I received a few questions related to hitting your protein goal and how to know if your protein goal is too high. Basically, are you eating too much protein? This is a great question, so I have a few things to get consider when you’re trying to determine if your protein goal is too high or not.
Are You Eating Too Much Protein?
1. Your daily goal is an impossible feat to hit every day. It’s tough to meet your daily protein goal and, when you do, it’s by eating weird foods, like bowls of egg whites, protein powder, collagen, powdered peanut butter, etc. If you’re supplementing or eating a lot of fake foods to get to your protein goal, it’s probably not an ideal number for you.
2. You’re having digestive issues. Sometimes, if you’re eating a lot of protein, it’s tough on the digestive system. If you’re feeling bloated and uncomfortable or maybe you’re constipated, your protein goal might be too high. If you think about, you’re eating so much protein, you’re probably not getting enough fiber and healthy carbs, which means things aren’t moving along the right way, if you know what I mean!
3. You feel like junk during your workouts. Again, if you’re eating too much protein, you might not be getting enough carbs (and fiber) in your diet, so you might not feel like you have enough energy to exercise. Related to low-energy levels is your mood and sleep.

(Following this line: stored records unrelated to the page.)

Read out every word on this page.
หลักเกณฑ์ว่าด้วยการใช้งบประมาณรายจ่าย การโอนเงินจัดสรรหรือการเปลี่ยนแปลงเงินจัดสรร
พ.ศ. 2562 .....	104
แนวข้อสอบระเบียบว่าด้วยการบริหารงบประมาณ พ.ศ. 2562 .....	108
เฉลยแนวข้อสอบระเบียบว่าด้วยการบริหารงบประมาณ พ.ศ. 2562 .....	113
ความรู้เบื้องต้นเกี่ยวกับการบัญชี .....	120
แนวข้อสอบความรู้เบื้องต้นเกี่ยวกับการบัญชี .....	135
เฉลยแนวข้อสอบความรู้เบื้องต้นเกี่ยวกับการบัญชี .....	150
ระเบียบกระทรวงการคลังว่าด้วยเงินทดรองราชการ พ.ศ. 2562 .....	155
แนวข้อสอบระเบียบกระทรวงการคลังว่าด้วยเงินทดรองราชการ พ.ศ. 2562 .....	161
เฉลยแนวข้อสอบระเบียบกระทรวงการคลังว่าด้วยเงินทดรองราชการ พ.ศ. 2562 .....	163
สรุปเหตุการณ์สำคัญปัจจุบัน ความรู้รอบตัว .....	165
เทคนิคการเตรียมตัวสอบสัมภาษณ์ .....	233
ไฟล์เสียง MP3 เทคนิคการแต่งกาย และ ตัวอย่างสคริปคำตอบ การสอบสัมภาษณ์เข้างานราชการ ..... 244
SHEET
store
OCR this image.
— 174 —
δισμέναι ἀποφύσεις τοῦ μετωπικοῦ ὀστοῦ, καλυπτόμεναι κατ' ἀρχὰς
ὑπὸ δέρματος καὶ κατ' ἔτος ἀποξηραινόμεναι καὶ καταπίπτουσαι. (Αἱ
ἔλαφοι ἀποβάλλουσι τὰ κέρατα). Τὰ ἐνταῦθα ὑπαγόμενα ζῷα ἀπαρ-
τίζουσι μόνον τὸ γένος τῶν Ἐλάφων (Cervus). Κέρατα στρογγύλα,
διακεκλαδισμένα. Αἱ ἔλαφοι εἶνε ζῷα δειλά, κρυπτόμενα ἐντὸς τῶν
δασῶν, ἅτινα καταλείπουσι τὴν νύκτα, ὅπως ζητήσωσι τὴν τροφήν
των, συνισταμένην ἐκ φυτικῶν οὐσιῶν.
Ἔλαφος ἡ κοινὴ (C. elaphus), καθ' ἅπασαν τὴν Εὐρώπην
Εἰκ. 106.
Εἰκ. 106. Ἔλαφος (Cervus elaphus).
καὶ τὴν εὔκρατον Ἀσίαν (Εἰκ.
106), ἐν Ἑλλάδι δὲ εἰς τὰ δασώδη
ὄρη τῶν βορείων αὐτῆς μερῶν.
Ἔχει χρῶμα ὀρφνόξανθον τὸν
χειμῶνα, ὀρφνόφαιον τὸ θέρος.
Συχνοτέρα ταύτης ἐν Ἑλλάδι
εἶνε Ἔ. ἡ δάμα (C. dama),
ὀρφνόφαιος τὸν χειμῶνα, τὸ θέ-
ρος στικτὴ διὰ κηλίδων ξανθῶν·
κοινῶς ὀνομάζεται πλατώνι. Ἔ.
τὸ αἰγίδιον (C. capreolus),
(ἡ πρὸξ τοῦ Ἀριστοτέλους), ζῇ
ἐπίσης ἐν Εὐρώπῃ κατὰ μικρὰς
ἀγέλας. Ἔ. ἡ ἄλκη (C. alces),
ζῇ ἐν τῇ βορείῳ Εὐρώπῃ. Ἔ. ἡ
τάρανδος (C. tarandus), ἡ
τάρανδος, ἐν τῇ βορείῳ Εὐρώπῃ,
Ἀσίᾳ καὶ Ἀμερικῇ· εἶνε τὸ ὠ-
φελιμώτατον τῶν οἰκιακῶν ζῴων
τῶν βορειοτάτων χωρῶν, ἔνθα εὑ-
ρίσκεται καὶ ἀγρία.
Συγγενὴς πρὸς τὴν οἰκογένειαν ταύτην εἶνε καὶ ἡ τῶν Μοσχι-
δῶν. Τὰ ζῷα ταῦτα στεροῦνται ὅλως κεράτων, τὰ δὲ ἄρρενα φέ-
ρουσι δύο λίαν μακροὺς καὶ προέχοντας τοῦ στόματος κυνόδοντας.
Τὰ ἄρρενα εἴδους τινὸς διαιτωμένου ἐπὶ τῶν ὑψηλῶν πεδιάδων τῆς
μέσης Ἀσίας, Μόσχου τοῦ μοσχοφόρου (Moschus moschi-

4. You’re eating 1 x your body weight in protein grams. It might just be too much for your energy needs. I mean, regular people, who are just active and healthy, they don’t normally need that much protein. Of course, if you’re doing some sort of crazy endurance training or something like that, you might need more, but regular people don’t typically need that much.
5. The thought of certain proteins gross you out. If you’ve ever gotten to the point where the thought of chicken breast (or another protein) totally grosses you out, you might be overdoing it. Your body (and appetite) might be telling you something!
So, are you eating too much protein? I hope this blog post helped you determine if you need to reassess your daily macro protein goal.